Richard Nixon had claimed to have a secret plan for ending the war when he ran in 1968, but as 1972 approached the plan remained secret and Democrats were lining up to challenge him. Anti-war demonstrations were roiling college campuses that spring, and Sen. George McGovern won the nomination with a call to bring the troops home.

But demography is not destiny. McGovern ran a terrible campaign and Nixon ran a very good – although illegal – one.

Lowering the voting age to 18 actually led to a drop in turnout from which the country didn’t recover until 2004, said Todd Donovan, a professor of political science at Western Washington University. The number of eligible young voters grew, but the percentage of voters under 25 who voted actually dropped.

“The youngest voters are always the least likely to vote,” Donovan said. “It’s a habit that’s learned.”

When the 19th Amendment granted women the right to vote, there was an even bigger drop in turnout – from 61 percent in 1916 to 42 percent in 1920 – because suddenly the number of eligible voters almost doubled overnight and not all women voted.

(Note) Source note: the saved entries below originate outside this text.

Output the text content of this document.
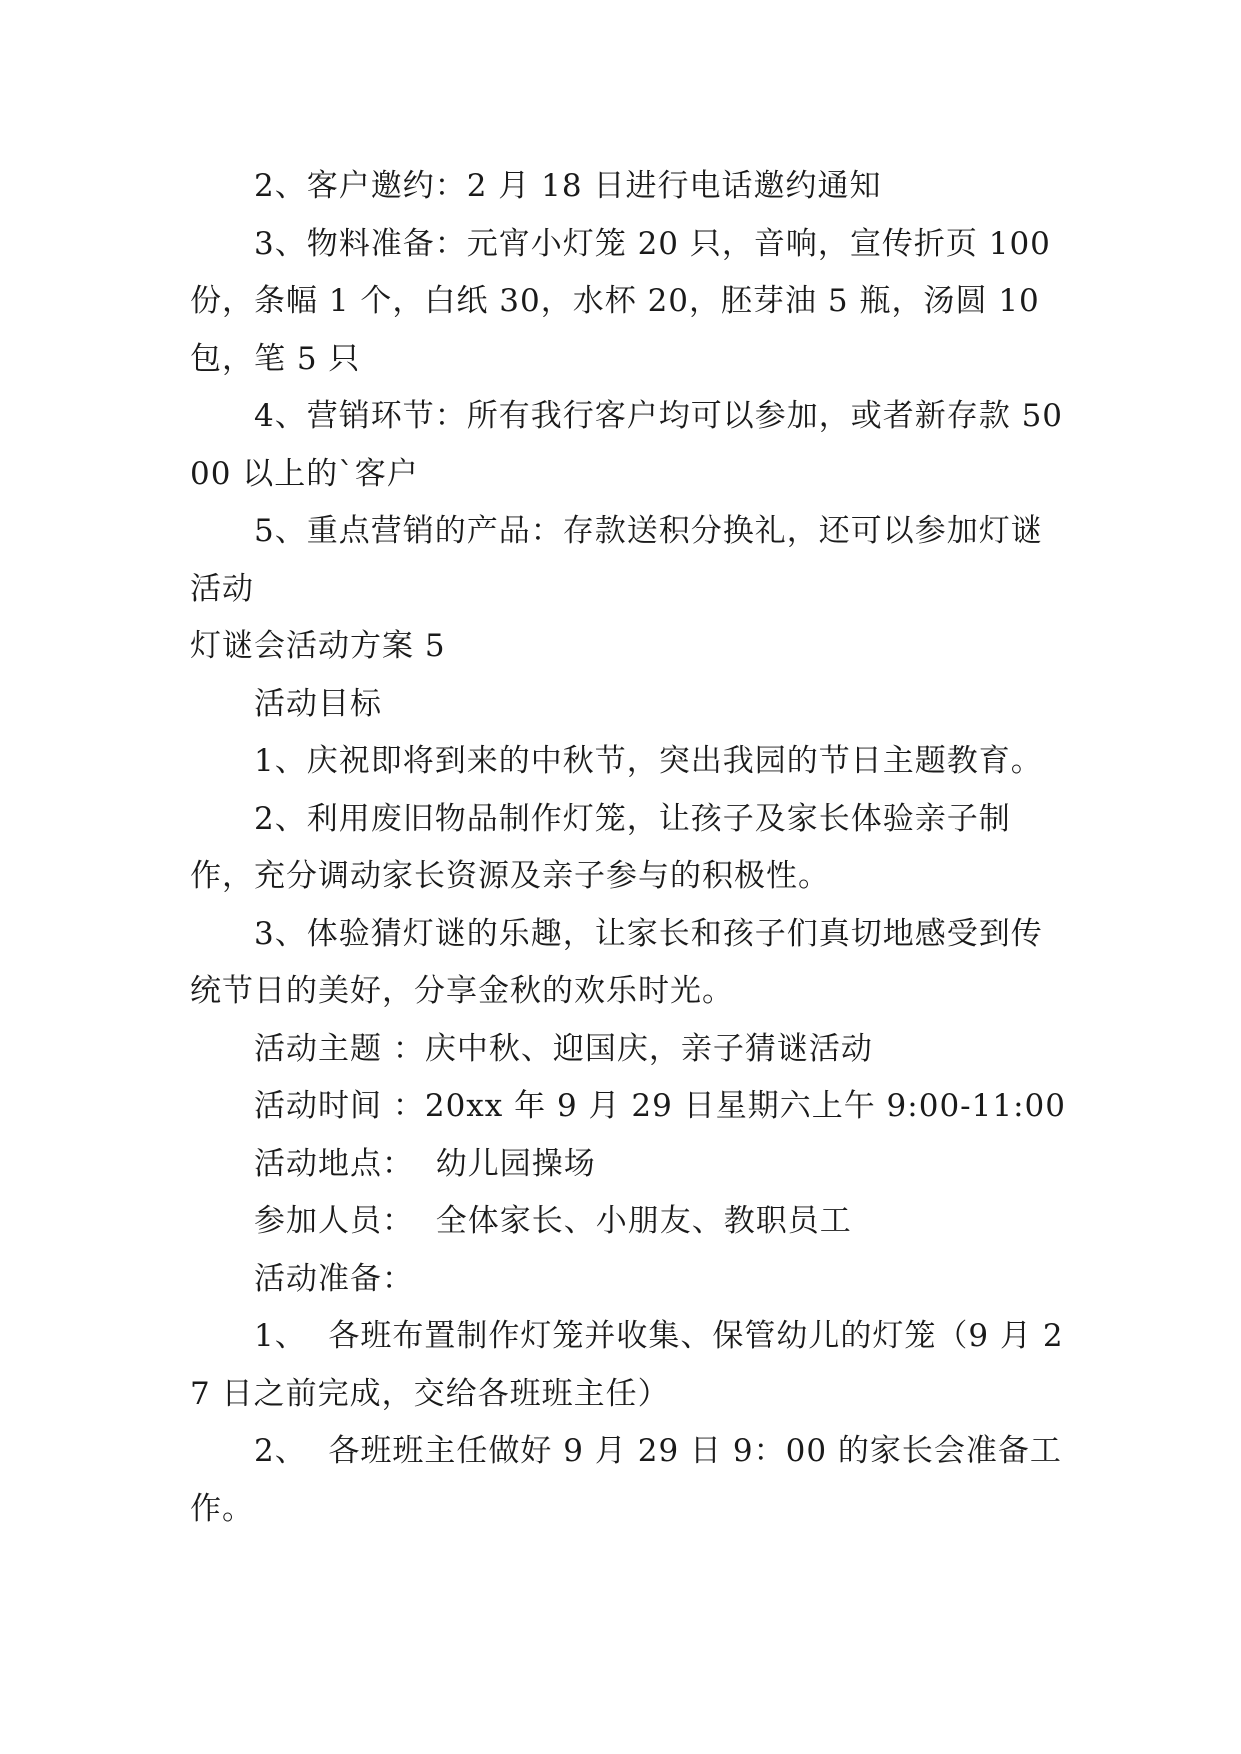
2、客户邀约：2 月 18 日进行电话邀约通知

3、物料准备：元宵小灯笼 20 只，音响，宣传折页 100 份，条幅 1 个，白纸 30，水杯 20，胚芽油 5 瓶，汤圆 10 包，笔 5 只

4、营销环节：所有我行客户均可以参加，或者新存款 5000 以上的`客户

5、重点营销的产品：存款送积分换礼，还可以参加灯谜活动

灯谜会活动方案 5

活动目标

1、庆祝即将到来的中秋节，突出我园的节日主题教育。

2、利用废旧物品制作灯笼，让孩子及家长体验亲子制作，充分调动家长资源及亲子参与的积极性。

3、体验猜灯谜的乐趣，让家长和孩子们真切地感受到传统节日的美好，分享金秋的欢乐时光。

活动主题 ：庆中秋、迎国庆，亲子猜谜活动

活动时间 ：20xx 年 9 月 29 日星期六上午 9:00-11:00

活动地点：  幼儿园操场

参加人员：  全体家长、小朋友、教职员工

活动准备：

1、  各班布置制作灯笼并收集、保管幼儿的灯笼（9 月 27 日之前完成，交给各班班主任）

2、  各班班主任做好 9 月 29 日 9：00 的家长会准备工作。
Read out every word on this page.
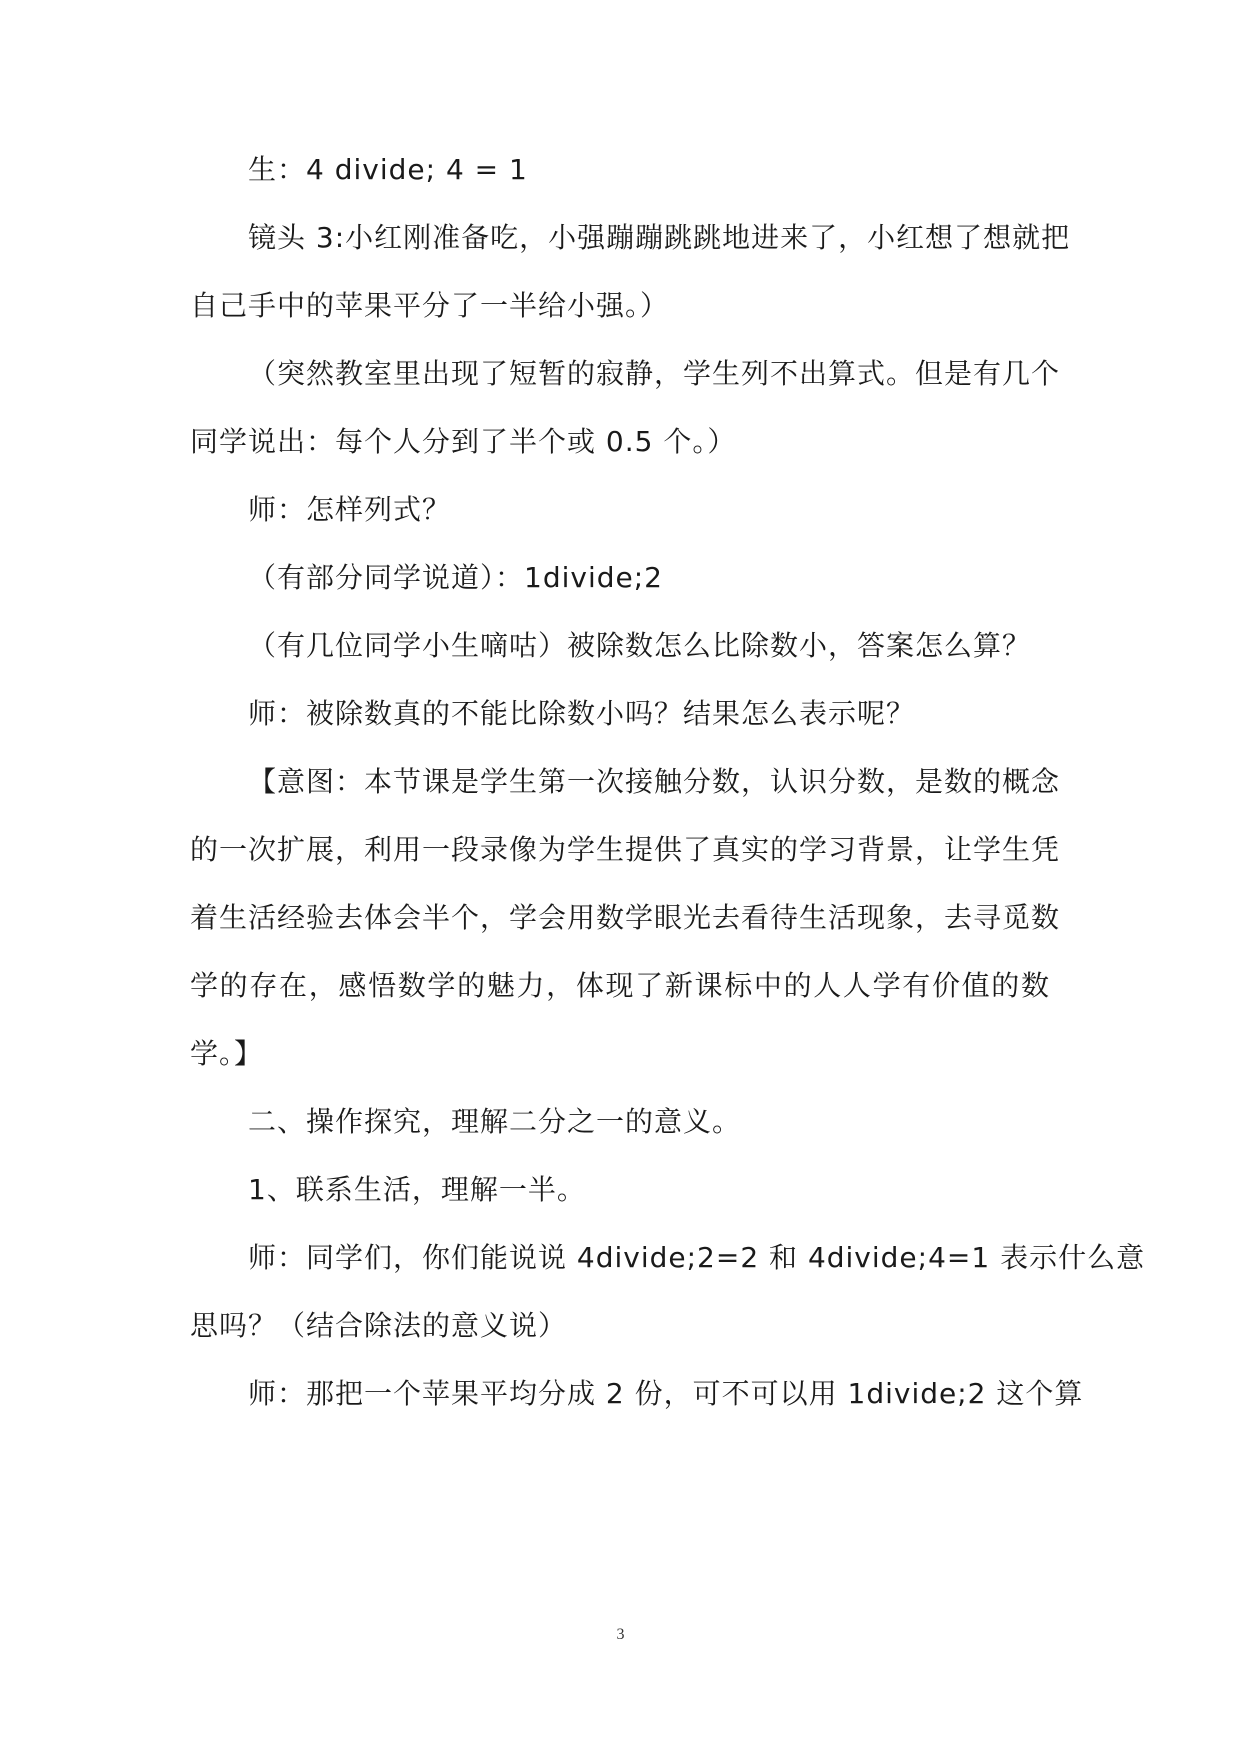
生：4 divide; 4 = 1
镜头 3:小红刚准备吃，小强蹦蹦跳跳地进来了，小红想了想就把
自己手中的苹果平分了一半给小强。）
（突然教室里出现了短暂的寂静，学生列不出算式。但是有几个
同学说出：每个人分到了半个或 0.5 个。）
师：怎样列式？
（有部分同学说道）：1divide;2
（有几位同学小生嘀咕）被除数怎么比除数小，答案怎么算？
师：被除数真的不能比除数小吗？结果怎么表示呢？
【意图：本节课是学生第一次接触分数，认识分数，是数的概念
的一次扩展，利用一段录像为学生提供了真实的学习背景，让学生凭
着生活经验去体会半个，学会用数学眼光去看待生活现象，去寻觅数
学的存在，感悟数学的魅力，体现了新课标中的人人学有价值的数
学。】
二、操作探究，理解二分之一的意义。
1、联系生活，理解一半。
师：同学们，你们能说说 4divide;2=2 和 4divide;4=1 表示什么意
思吗？（结合除法的意义说）
师：那把一个苹果平均分成 2 份，可不可以用 1divide;2 这个算
3
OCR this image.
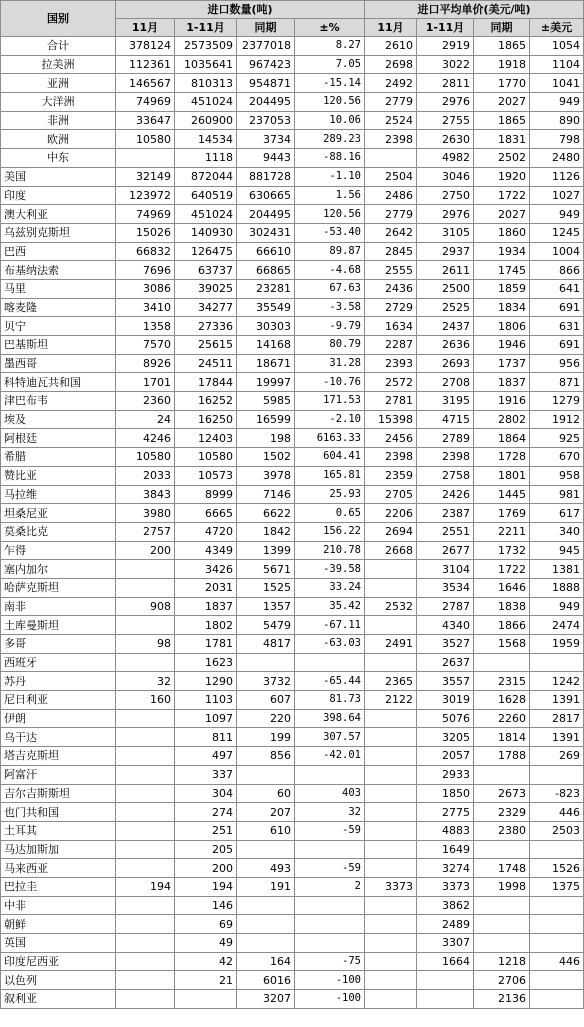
国别	进口数量(吨)				进口平均单价(美元/吨)			
	11月	1-11月	同期	±%	11月	1-11月	同期	±美元
合计	378124	2573509	2377018	8.27	2610	2919	1865	1054
拉美洲	112361	1035641	967423	7.05	2698	3022	1918	1104
亚洲	146567	810313	954871	-15.14	2492	2811	1770	1041
大洋洲	74969	451024	204495	120.56	2779	2976	2027	949
非洲	33647	260900	237053	10.06	2524	2755	1865	890
欧洲	10580	14534	3734	289.23	2398	2630	1831	798
中东		1118	9443	-88.16		4982	2502	2480
美国	32149	872044	881728	-1.10	2504	3046	1920	1126
印度	123972	640519	630665	1.56	2486	2750	1722	1027
澳大利亚	74969	451024	204495	120.56	2779	2976	2027	949
乌兹别克斯坦	15026	140930	302431	-53.40	2642	3105	1860	1245
巴西	66832	126475	66610	89.87	2845	2937	1934	1004
布基纳法索	7696	63737	66865	-4.68	2555	2611	1745	866
马里	3086	39025	23281	67.63	2436	2500	1859	641
喀麦隆	3410	34277	35549	-3.58	2729	2525	1834	691
贝宁	1358	27336	30303	-9.79	1634	2437	1806	631
巴基斯坦	7570	25615	14168	80.79	2287	2636	1946	691
墨西哥	8926	24511	18671	31.28	2393	2693	1737	956
科特迪瓦共和国	1701	17844	19997	-10.76	2572	2708	1837	871
津巴布韦	2360	16252	5985	171.53	2781	3195	1916	1279
埃及	24	16250	16599	-2.10	15398	4715	2802	1912
阿根廷	4246	12403	198	6163.33	2456	2789	1864	925
希腊	10580	10580	1502	604.41	2398	2398	1728	670
赞比亚	2033	10573	3978	165.81	2359	2758	1801	958
马拉维	3843	8999	7146	25.93	2705	2426	1445	981
坦桑尼亚	3980	6665	6622	0.65	2206	2387	1769	617
莫桑比克	2757	4720	1842	156.22	2694	2551	2211	340
乍得	200	4349	1399	210.78	2668	2677	1732	945
塞内加尔		3426	5671	-39.58		3104	1722	1381
哈萨克斯坦		2031	1525	33.24		3534	1646	1888
南非	908	1837	1357	35.42	2532	2787	1838	949
土库曼斯坦		1802	5479	-67.11		4340	1866	2474
多哥	98	1781	4817	-63.03	2491	3527	1568	1959
西班牙		1623				2637		
苏丹	32	1290	3732	-65.44	2365	3557	2315	1242
尼日利亚	160	1103	607	81.73	2122	3019	1628	1391
伊朗		1097	220	398.64		5076	2260	2817
乌干达		811	199	307.57		3205	1814	1391
塔吉克斯坦		497	856	-42.01		2057	1788	269
阿富汗		337				2933		
吉尔吉斯斯坦		304	60	403		1850	2673	-823
也门共和国		274	207	32		2775	2329	446
土耳其		251	610	-59		4883	2380	2503
马达加斯加		205				1649		
马来西亚		200	493	-59		3274	1748	1526
巴拉圭	194	194	191	2	3373	3373	1998	1375
中非		146				3862		
朝鲜		69				2489		
英国		49				3307		
印度尼西亚		42	164	-75		1664	1218	446
以色列		21	6016	-100			2706	
叙利亚			3207	-100			2136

Turnout recovered relatively quickly after the 19th Amendment. Not so with the 26th Amendment. It continued to decline through the ’70s, ’80s and ’90s, possibly because there were more young people than old people.

The first uptick in voters 24 years old or younger was in 2004, possibly because the presidential campaigns made a big push to get out the young vote, Donovan said. By then, baby boomers who were the first to register when they turned 18 were in their 40s and 50s, a time when people are more likely to vote.

Turnout didn’t top 1968 until last year, when it hit 62 percent in part because of an increase in voting among 18- to 29-year olds. Considering I’ve been critical of millennial and Gen Z voter participation in the past, it seems now they’d be justified in saying “OK Boomer.”